We have now got our new ICT, ArcGIS10 from ESRI UK, I’ve no idea how to use it just yet but my team of field-based assessors have migrated from the previous software package to the new, without apparently too much trouble . . .

My children are delighted that I’ve now moved into the 1990s with my very own PDA, a least I can now access some of the sites that I need for work whilst on the move. The PDA supports Excel and so I should be able to carry out simple surveys myself without constantly referring to an IT self-help book!

The weather has played havoc with fieldwork, but we are not alone in having to deal with that particular complication.

Practically speaking
The data sets for Oxford Homes have been submitted, I think that our team on the ground have done realy well, there are issues behind the scenes with how data is being presented but that’s no reflection on Henry and Nick.

We’re now busy working through the public open spaces, a rather bigger project than any of us expected – we’ll need to add more capacity in the New Year, so if you are interested make contact!

The job for Tamworth has begun well, and we have found a very good young surveyor to lead that project for us – he knows his stuff and can share his enthusiasm and knowledge with others.

I’ve carried out a number of tree surveys on primary school sites in Birmingham to help foundation designers working on proposals to redevelop the sites to increase their capacity.

We are about to move onto the next stage of the inventory survey for Glendale in Nuneaton, the winter survey. I’m using an established local consultant to help on that, part of the learning from the now infamous job for the still un-named housing organisation!

Oh dear reader, that project, for the (still) un-named housing organisation has highlighted certain of my failings, such as the inability to exert sufficient quality control measures! The work has been submitted, and rejected as a sample of the output reviewed by the client was deemed to be of an inferior quality. It remains an unhappy experience for me, but I have held on to the learning!

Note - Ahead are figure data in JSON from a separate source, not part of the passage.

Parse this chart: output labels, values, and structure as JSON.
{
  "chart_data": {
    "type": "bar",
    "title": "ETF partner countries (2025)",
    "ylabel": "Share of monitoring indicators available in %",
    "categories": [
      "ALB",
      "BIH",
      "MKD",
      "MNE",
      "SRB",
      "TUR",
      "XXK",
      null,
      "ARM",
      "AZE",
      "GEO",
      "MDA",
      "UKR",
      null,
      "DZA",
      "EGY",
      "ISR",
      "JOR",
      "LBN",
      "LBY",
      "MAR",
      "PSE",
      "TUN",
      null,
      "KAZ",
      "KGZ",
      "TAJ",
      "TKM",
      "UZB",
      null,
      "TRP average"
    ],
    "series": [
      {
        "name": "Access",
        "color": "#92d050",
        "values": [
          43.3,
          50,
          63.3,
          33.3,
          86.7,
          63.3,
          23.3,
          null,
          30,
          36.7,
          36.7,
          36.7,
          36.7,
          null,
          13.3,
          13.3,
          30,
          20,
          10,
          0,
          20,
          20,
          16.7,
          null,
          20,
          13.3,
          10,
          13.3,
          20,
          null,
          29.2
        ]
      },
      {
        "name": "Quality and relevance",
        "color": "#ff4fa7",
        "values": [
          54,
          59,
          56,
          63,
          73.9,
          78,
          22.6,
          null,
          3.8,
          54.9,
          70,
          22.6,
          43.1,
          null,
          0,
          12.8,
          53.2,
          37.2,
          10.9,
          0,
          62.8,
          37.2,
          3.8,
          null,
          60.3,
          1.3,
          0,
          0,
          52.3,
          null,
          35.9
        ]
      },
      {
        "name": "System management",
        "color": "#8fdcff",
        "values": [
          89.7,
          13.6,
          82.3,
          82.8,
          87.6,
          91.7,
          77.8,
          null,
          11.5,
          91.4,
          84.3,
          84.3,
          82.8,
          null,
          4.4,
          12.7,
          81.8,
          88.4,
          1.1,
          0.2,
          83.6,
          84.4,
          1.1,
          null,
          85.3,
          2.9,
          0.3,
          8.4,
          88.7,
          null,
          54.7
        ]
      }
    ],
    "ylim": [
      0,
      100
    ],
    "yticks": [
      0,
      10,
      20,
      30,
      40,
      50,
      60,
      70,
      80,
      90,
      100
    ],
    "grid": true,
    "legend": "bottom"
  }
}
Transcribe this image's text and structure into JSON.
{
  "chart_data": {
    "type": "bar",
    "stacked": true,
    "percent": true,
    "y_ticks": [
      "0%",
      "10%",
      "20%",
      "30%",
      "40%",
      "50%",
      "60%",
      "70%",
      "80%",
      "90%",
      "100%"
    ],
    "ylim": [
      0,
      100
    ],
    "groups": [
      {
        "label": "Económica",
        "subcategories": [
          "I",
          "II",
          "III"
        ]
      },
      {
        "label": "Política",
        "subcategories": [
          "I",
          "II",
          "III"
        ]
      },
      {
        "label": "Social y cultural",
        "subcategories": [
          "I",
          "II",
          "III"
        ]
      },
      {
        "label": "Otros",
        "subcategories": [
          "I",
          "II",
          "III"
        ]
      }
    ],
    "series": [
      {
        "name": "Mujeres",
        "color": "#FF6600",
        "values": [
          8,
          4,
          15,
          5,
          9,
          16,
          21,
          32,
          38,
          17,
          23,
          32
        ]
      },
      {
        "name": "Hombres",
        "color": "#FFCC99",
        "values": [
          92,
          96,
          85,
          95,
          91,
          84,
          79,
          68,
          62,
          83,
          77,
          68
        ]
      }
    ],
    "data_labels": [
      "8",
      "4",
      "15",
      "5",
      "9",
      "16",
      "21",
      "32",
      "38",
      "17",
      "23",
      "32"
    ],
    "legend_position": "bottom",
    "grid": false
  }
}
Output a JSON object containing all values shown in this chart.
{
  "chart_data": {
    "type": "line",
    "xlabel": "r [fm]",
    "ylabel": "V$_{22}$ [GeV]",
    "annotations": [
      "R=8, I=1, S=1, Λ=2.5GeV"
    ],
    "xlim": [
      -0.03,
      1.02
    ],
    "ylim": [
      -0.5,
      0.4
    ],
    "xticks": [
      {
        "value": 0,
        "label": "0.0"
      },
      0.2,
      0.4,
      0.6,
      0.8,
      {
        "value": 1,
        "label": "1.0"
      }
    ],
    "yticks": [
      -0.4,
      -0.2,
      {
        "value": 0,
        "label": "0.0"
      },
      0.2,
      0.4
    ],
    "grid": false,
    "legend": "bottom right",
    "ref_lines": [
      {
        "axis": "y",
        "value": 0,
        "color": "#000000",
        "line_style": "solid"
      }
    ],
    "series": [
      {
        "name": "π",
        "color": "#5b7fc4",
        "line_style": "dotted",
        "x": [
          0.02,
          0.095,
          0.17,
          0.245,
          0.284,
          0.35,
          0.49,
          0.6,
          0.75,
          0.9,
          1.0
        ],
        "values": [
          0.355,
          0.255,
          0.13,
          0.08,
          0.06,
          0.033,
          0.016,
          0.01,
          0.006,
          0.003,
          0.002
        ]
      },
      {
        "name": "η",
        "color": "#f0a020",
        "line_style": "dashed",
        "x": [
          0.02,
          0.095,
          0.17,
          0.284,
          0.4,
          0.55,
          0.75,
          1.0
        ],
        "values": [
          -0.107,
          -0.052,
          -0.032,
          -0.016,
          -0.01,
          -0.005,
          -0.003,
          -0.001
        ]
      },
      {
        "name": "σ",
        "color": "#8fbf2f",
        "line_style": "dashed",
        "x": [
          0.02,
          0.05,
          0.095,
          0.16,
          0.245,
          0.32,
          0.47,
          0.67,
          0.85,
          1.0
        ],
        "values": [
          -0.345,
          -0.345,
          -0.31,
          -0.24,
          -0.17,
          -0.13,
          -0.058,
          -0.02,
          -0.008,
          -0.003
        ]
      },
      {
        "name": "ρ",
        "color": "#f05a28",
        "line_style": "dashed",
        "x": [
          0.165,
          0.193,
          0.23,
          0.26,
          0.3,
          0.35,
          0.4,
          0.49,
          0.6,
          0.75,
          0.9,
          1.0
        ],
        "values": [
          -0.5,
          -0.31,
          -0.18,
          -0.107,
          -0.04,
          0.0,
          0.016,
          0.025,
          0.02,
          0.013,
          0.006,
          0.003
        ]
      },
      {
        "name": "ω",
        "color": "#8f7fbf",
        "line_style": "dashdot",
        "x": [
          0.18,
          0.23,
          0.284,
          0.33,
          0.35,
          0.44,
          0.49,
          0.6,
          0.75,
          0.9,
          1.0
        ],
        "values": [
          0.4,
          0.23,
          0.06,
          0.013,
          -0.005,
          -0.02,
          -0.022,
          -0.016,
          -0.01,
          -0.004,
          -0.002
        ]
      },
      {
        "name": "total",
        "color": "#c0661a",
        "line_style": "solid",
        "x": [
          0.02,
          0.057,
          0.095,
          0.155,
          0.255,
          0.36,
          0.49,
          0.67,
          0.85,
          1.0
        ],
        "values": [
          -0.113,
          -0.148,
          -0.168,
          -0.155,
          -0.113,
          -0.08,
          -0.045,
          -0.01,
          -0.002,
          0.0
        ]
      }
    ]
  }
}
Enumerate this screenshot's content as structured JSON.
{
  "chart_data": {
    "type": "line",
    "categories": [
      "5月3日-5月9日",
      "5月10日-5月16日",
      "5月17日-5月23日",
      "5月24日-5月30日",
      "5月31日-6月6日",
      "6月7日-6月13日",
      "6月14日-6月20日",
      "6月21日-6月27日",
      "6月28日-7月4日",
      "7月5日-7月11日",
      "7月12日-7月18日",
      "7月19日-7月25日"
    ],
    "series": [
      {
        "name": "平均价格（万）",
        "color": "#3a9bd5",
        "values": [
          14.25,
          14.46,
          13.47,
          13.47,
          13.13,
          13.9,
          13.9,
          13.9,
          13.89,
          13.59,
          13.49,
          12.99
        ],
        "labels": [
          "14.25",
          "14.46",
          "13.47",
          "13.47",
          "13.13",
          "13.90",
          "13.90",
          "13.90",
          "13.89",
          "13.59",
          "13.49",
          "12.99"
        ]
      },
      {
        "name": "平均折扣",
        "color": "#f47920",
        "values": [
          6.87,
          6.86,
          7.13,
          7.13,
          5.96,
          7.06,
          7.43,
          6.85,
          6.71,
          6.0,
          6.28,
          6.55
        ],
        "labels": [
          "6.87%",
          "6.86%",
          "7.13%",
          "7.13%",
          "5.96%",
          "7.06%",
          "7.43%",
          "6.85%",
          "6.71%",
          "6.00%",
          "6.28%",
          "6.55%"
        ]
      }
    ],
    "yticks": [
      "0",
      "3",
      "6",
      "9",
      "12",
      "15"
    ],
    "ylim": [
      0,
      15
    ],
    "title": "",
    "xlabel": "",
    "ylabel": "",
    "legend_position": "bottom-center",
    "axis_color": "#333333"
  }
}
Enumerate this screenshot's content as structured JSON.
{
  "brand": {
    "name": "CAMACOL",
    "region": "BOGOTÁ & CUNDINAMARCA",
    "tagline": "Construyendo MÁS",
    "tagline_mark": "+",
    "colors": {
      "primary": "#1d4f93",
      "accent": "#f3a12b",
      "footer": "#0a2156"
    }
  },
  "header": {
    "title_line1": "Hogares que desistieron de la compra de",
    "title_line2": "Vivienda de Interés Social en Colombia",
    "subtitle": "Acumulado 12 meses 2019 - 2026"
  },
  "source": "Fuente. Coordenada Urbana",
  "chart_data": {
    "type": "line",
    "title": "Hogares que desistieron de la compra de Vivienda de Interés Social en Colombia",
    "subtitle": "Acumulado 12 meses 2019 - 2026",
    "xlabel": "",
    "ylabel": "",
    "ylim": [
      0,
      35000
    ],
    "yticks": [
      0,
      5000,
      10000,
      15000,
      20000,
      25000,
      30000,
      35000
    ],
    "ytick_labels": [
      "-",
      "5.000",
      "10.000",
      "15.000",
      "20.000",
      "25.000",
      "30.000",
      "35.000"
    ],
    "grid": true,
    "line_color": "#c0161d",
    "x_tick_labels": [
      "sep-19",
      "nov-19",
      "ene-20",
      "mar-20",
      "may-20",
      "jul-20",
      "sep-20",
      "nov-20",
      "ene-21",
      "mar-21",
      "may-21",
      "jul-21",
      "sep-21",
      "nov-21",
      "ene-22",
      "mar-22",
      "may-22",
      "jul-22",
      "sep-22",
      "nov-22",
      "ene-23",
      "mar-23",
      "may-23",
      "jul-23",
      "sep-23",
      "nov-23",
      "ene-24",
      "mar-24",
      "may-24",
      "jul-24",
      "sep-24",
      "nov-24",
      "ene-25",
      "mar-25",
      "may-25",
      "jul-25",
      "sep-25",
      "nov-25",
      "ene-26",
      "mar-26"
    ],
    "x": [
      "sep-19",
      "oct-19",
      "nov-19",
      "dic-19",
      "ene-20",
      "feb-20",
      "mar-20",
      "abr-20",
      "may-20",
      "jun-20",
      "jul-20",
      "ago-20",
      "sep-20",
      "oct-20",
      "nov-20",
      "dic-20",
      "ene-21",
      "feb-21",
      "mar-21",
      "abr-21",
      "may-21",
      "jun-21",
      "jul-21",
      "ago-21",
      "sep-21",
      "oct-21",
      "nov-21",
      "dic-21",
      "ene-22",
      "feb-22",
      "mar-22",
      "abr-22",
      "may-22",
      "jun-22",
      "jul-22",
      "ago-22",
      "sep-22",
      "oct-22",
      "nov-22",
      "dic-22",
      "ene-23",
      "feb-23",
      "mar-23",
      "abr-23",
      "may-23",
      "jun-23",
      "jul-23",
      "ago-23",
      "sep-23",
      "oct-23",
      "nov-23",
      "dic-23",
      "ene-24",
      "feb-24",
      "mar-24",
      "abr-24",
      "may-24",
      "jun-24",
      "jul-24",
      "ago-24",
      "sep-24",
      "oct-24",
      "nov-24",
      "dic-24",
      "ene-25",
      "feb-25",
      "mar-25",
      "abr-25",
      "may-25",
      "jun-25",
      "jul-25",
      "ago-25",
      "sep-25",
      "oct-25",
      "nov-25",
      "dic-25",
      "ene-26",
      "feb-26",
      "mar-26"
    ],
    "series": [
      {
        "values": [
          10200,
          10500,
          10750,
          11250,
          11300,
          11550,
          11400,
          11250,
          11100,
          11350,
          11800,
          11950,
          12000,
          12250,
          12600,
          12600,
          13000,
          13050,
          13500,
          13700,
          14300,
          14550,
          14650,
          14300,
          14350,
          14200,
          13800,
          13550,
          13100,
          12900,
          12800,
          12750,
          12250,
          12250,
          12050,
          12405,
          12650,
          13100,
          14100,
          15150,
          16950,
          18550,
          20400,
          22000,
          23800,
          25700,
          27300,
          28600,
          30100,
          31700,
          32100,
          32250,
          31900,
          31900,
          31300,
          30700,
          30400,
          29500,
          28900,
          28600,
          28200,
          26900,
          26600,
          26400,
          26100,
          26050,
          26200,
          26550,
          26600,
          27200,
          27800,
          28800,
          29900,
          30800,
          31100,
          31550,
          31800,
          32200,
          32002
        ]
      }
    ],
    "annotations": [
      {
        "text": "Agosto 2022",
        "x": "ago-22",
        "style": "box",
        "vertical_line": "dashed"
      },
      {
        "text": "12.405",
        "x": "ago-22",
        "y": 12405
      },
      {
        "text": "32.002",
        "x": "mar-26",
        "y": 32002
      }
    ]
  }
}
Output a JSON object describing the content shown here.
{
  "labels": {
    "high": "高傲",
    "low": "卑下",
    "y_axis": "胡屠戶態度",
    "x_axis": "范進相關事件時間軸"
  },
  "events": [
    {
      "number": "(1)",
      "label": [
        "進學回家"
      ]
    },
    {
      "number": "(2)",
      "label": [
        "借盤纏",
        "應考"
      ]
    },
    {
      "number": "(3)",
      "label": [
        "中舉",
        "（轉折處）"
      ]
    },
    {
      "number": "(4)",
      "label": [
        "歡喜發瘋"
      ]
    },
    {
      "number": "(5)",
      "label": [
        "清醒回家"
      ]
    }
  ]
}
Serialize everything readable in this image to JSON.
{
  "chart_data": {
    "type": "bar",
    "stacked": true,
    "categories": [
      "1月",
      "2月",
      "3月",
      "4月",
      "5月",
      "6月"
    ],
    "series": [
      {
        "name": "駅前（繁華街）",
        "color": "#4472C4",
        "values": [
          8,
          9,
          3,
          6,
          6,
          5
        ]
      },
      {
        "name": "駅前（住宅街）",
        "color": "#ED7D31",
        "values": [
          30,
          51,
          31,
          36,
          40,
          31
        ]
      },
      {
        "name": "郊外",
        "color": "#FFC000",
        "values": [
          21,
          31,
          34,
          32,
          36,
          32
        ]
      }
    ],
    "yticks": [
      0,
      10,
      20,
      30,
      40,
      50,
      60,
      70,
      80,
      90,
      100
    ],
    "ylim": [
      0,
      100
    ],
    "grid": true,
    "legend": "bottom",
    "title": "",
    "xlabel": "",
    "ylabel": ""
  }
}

Small instructions continue to pop up; some provide the opportunity to work with other disciplines on site, such as urban designers, others are the preserve of the solitary arboriculturist.

Expressly interesting
Since I last blogged (is that really a word?) I am more convinced that the market for sizable opportunities has stagnated, small jobs still cross my desk but nothing substantial. Is that the influence of the economic downturn, the coalition’s spending plans or my reputation – who can tell!